During autumn the seasonal shift away from summer and the arrival of colder weather can leave employees feeling unmotivated. To avoid the seasonal change having a detrimental impact on your business, here are five steps HR and business leaders can take to ensure employees’ spirits and productivity levels remain high, even as the temperature drops.

1.   Introduce brief, concise ‘buzz meetings’

As the days become shorter, employees making the morning commute are likely to be arriving in the dark. This can impact alertness and employees may need longer to get into their stride as the day progresses. With this in mind, you should avoid planning any prolonged or arduous activities at the beginning of the day. This includes any large team meetings, which commonly take place first thing in the morning, as these can cause even the most diligent employees to switch off under the circumstances. Instead, you can replace these with brief and concise ‘buzz meetings’ which focus solely on essential information to get staff engaged in the morning and ready for the day ahead.
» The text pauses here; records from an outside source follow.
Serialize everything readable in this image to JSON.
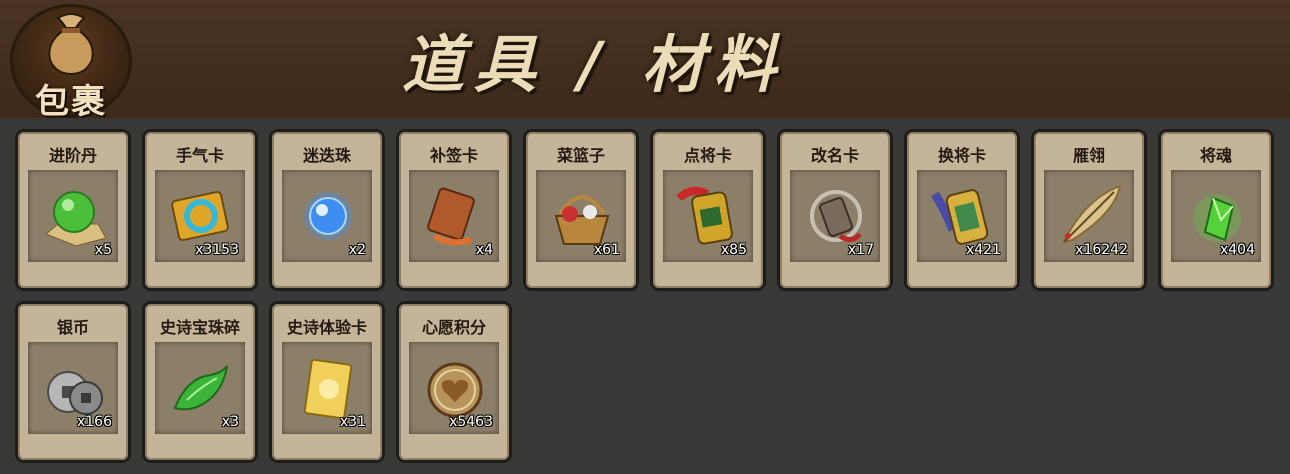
{
  "header": {
    "bag_label": "包裹",
    "title": "道具 / 材料"
  },
  "items": [
    {
      "name": "进阶丹",
      "qty": "x5",
      "icon": "green-orb-icon",
      "color": "#4cbf3a"
    },
    {
      "name": "手气卡",
      "qty": "x3153",
      "icon": "luck-card-icon",
      "color": "#e0a62a"
    },
    {
      "name": "迷迭珠",
      "qty": "x2",
      "icon": "blue-orb-icon",
      "color": "#3d8ef0"
    },
    {
      "name": "补签卡",
      "qty": "x4",
      "icon": "sign-card-icon",
      "color": "#b05a2c"
    },
    {
      "name": "菜篮子",
      "qty": "x61",
      "icon": "basket-icon",
      "color": "#b8863c"
    },
    {
      "name": "点将卡",
      "qty": "x85",
      "icon": "general-token-icon",
      "color": "#d1a52a"
    },
    {
      "name": "改名卡",
      "qty": "x17",
      "icon": "rename-token-icon",
      "color": "#7a6a5c"
    },
    {
      "name": "换将卡",
      "qty": "x421",
      "icon": "swap-token-icon",
      "color": "#3f8a4a"
    },
    {
      "name": "雁翎",
      "qty": "x16242",
      "icon": "feather-icon",
      "color": "#d8c48e"
    },
    {
      "name": "将魂",
      "qty": "x404",
      "icon": "green-crystal-icon",
      "color": "#55d23a"
    },
    {
      "name": "银币",
      "qty": "x166",
      "icon": "silver-coin-icon",
      "color": "#b6b6b6"
    },
    {
      "name": "史诗宝珠碎",
      "qty": "x3",
      "icon": "green-shard-icon",
      "color": "#3cb43a"
    },
    {
      "name": "史诗体验卡",
      "qty": "x31",
      "icon": "gold-card-icon",
      "color": "#f0cf5a"
    },
    {
      "name": "心愿积分",
      "qty": "x5463",
      "icon": "heart-coin-icon",
      "color": "#b8945c"
    }
  ]
}
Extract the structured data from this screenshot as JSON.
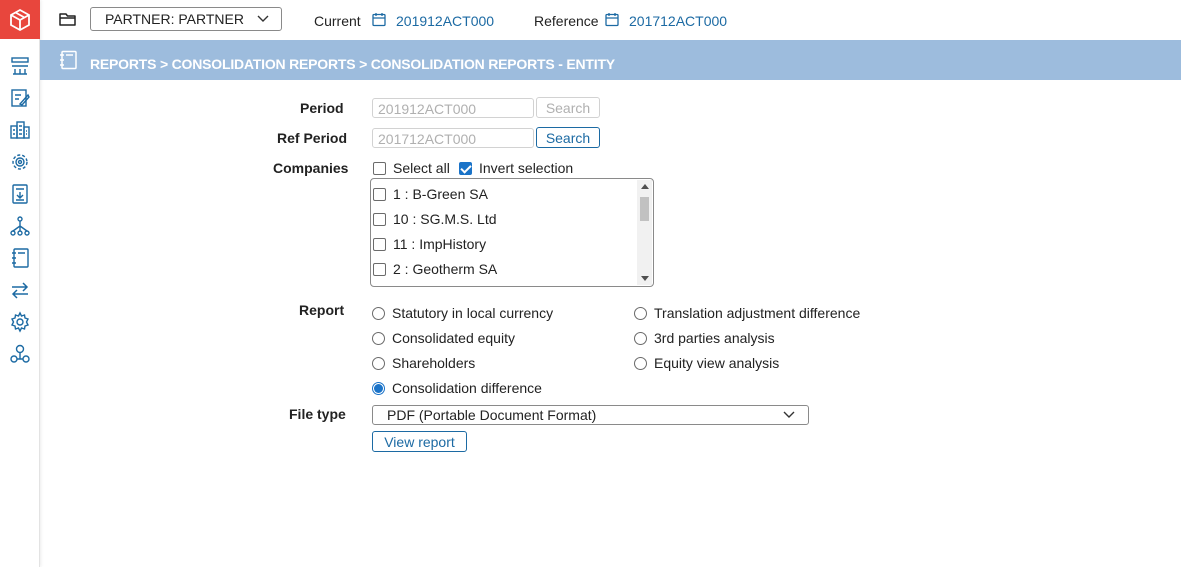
{
  "topbar": {
    "partner_select": "PARTNER: PARTNER",
    "current_label": "Current",
    "current_value": "201912ACT000",
    "reference_label": "Reference",
    "reference_value": "201712ACT000"
  },
  "breadcrumb": "REPORTS > CONSOLIDATION REPORTS > CONSOLIDATION REPORTS - ENTITY",
  "sidebar": {
    "icons": [
      "consolidation-icon",
      "journal-edit-icon",
      "companies-icon",
      "settings-network-icon",
      "document-download-icon",
      "hierarchy-icon",
      "notebook-icon",
      "transfer-icon",
      "gear-icon",
      "user-network-icon"
    ]
  },
  "form": {
    "period_label": "Period",
    "period_value": "201912ACT000",
    "period_search": "Search",
    "ref_period_label": "Ref Period",
    "ref_period_value": "201712ACT000",
    "ref_period_search": "Search",
    "companies_label": "Companies",
    "select_all": {
      "label": "Select all",
      "checked": false
    },
    "invert_selection": {
      "label": "Invert selection",
      "checked": true
    },
    "companies": [
      {
        "label": "1 : B-Green SA",
        "checked": false
      },
      {
        "label": "10 : SG.M.S. Ltd",
        "checked": false
      },
      {
        "label": "11 : ImpHistory",
        "checked": false
      },
      {
        "label": "2 : Geotherm SA",
        "checked": false
      }
    ],
    "report_label": "Report",
    "reports": [
      {
        "label": "Statutory in local currency",
        "selected": false
      },
      {
        "label": "Translation adjustment difference",
        "selected": false
      },
      {
        "label": "Consolidated equity",
        "selected": false
      },
      {
        "label": "3rd parties analysis",
        "selected": false
      },
      {
        "label": "Shareholders",
        "selected": false
      },
      {
        "label": "Equity view analysis",
        "selected": false
      },
      {
        "label": "Consolidation difference",
        "selected": true
      }
    ],
    "file_type_label": "File type",
    "file_type_value": "PDF (Portable Document Format)",
    "view_report": "View report"
  },
  "colors": {
    "accent": "#1c6aa3",
    "band": "#9dbcdd",
    "logo": "#e8463d",
    "checked": "#1a73c8"
  }
}
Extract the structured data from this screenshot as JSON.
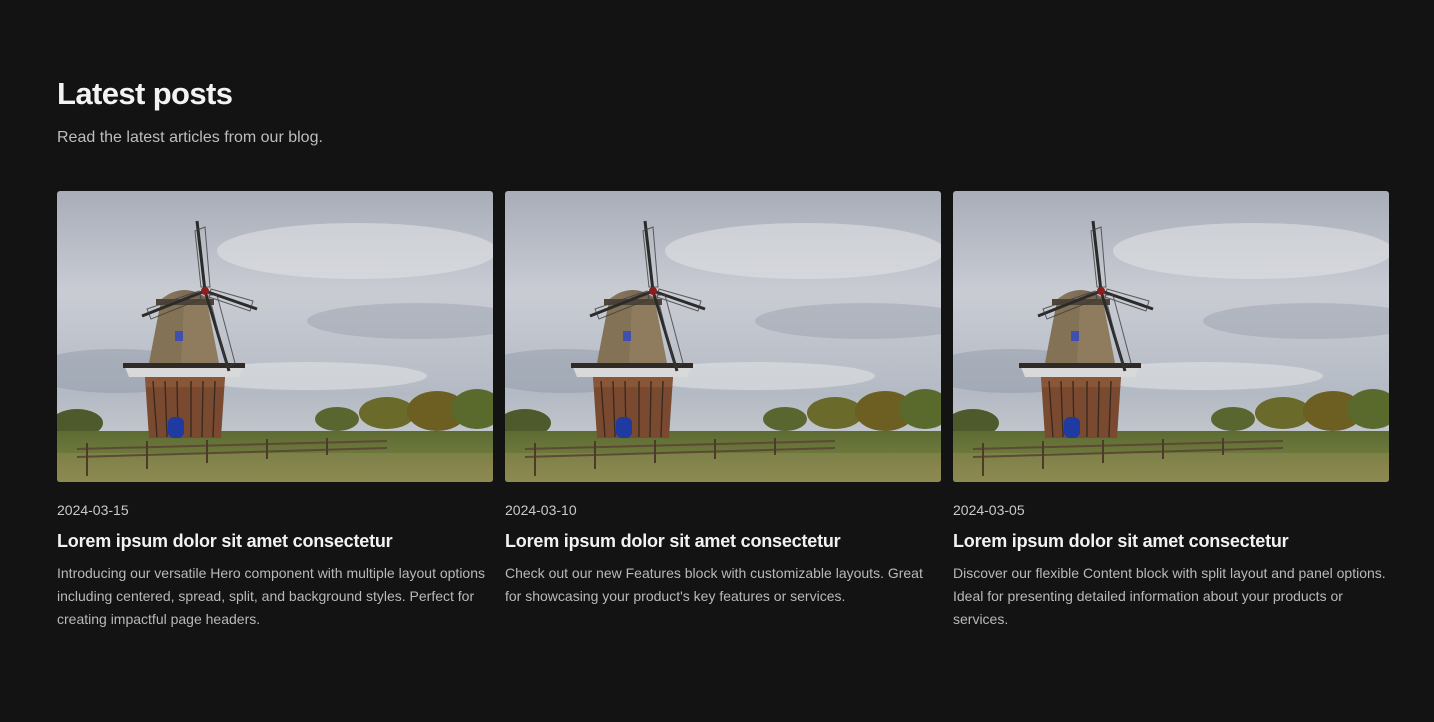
{
  "header": {
    "title": "Latest posts",
    "subtitle": "Read the latest articles from our blog."
  },
  "posts": [
    {
      "date": "2024-03-15",
      "title": "Lorem ipsum dolor sit amet consectetur",
      "excerpt": "Introducing our versatile Hero component with multiple layout options including centered, spread, split, and background styles. Perfect for creating impactful page headers.",
      "image": "windmill-photo"
    },
    {
      "date": "2024-03-10",
      "title": "Lorem ipsum dolor sit amet consectetur",
      "excerpt": "Check out our new Features block with customizable layouts. Great for showcasing your product's key features or services.",
      "image": "windmill-photo"
    },
    {
      "date": "2024-03-05",
      "title": "Lorem ipsum dolor sit amet consectetur",
      "excerpt": "Discover our flexible Content block with split layout and panel options. Ideal for presenting detailed information about your products or services.",
      "image": "windmill-photo"
    }
  ],
  "colors": {
    "background": "#131313",
    "heading": "#f3f3f3",
    "body_text": "#b9b9b9"
  }
}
2.   Annual leave may be spent, so offer inexpensive perks

It is not uncommon for employees to use a large amount of annual leave during the summer months, leaving many with little opportunity to take a break from work until the new year. This can often be demoralising for staff and you should consider how introducing performance targets and providing inexpensive perks as rewards can offer a break from the standard working routine. Measures such as these can help motivate staff and increase performance, whilst also fostering a sense of camaraderie where team targets are measured.
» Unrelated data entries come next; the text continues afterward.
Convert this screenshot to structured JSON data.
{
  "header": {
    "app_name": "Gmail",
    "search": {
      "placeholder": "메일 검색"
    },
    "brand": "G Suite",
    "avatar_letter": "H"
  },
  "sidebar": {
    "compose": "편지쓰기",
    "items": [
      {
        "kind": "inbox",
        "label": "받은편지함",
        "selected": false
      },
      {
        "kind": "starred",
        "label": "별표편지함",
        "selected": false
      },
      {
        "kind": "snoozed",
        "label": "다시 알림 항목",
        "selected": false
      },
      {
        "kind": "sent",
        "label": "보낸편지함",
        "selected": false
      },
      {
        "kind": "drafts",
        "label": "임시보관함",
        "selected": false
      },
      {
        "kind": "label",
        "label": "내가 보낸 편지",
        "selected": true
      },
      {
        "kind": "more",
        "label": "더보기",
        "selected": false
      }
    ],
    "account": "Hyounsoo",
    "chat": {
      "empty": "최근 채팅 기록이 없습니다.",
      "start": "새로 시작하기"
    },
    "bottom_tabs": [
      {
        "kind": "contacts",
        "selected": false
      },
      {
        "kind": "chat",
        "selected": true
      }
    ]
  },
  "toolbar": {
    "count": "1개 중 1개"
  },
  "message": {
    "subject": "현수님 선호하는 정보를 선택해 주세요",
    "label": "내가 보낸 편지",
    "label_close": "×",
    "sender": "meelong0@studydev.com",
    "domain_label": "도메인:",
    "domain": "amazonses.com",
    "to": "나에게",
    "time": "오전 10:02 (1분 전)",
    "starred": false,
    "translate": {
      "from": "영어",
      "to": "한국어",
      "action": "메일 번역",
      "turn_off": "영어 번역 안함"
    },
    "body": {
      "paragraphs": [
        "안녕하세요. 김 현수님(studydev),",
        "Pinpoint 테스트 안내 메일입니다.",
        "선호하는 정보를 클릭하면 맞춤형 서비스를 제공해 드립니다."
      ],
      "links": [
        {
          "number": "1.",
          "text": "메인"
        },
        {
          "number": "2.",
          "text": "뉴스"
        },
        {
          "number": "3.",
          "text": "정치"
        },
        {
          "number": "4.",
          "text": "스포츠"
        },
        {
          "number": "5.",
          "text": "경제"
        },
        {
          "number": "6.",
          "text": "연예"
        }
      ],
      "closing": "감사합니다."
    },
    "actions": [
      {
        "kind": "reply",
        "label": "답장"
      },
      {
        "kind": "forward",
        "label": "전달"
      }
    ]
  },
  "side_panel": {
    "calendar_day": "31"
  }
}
3.   Don’t let cold premises lead to frosty relationships

The colder weather can, unfortunately, create significant issues and you should listen to any employee complaints regarding temperature, ensuring central heating remains operational and that temperatures are reasonable at all times. You should specifically look out for employees who may be adversely affected by the low temperature, such as those who are pregnant or suffer from a disability, and consider moving them away from doors and windows which can create a draught.
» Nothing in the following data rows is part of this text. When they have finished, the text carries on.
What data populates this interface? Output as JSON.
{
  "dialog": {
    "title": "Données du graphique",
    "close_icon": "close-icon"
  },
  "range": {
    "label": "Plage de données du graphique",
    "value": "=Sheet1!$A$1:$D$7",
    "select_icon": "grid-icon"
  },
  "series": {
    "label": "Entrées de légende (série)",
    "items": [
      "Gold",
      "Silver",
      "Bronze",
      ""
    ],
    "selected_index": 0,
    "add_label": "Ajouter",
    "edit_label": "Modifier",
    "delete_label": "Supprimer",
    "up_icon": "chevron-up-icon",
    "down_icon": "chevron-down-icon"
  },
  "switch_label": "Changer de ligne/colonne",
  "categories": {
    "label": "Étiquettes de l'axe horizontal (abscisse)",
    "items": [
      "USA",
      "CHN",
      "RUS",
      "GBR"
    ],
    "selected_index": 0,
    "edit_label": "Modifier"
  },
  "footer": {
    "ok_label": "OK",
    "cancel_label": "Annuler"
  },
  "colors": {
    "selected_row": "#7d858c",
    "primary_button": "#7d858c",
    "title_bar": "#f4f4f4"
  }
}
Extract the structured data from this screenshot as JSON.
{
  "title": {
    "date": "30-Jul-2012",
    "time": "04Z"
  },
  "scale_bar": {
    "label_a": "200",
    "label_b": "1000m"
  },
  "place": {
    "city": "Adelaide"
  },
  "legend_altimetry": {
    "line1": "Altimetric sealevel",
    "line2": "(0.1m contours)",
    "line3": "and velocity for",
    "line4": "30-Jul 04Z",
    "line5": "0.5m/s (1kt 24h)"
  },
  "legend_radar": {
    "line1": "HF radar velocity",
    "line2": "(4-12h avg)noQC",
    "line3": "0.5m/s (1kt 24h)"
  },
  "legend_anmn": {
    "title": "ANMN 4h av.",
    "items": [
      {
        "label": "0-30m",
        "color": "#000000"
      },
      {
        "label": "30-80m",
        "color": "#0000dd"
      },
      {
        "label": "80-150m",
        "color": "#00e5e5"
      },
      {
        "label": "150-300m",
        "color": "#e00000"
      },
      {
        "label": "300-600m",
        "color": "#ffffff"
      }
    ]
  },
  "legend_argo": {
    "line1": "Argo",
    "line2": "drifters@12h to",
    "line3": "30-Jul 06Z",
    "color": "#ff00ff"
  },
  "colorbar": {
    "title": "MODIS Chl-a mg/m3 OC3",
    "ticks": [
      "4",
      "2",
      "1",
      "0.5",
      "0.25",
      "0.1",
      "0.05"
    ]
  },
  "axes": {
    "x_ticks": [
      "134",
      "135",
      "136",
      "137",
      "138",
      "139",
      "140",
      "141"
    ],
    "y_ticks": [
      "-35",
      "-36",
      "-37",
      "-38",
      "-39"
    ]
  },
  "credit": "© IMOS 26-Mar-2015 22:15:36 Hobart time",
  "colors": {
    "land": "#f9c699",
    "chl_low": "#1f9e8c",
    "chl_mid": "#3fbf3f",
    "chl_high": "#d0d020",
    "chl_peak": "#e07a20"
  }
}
4.   Make sure staff rest areas are fit for purpose

Another impact of the weather becoming less welcoming is that staff will be less inclined to go outside on their lunch breaks. With this in mind, you can check that staff rooms and kitchens are up to scratch and fit for purpose dependent on the amount of employees in your organisation. Having a clean and relaxing environment in which all staff are able to enjoy their lunch will help them make the most of their breaks and prevent the unhealthy practice of ‘working through lunch’ which can lead to instances of burnout.

5.   Capitalise on Themed Seasonal Events

Finally, Autumn also offers you the opportunity to host a series of themed work social events based around events such as Halloween, Bonfire Night or Children in Need. If organised appropriately, these events can help lift employee’s spirits and improve relationships between co-workers who are able to communicate in a less formal setting. All events should be inclusive and non-discriminatory, avoiding these centering around alcohol consumption as this could exclude certain employees with differing religious beliefs.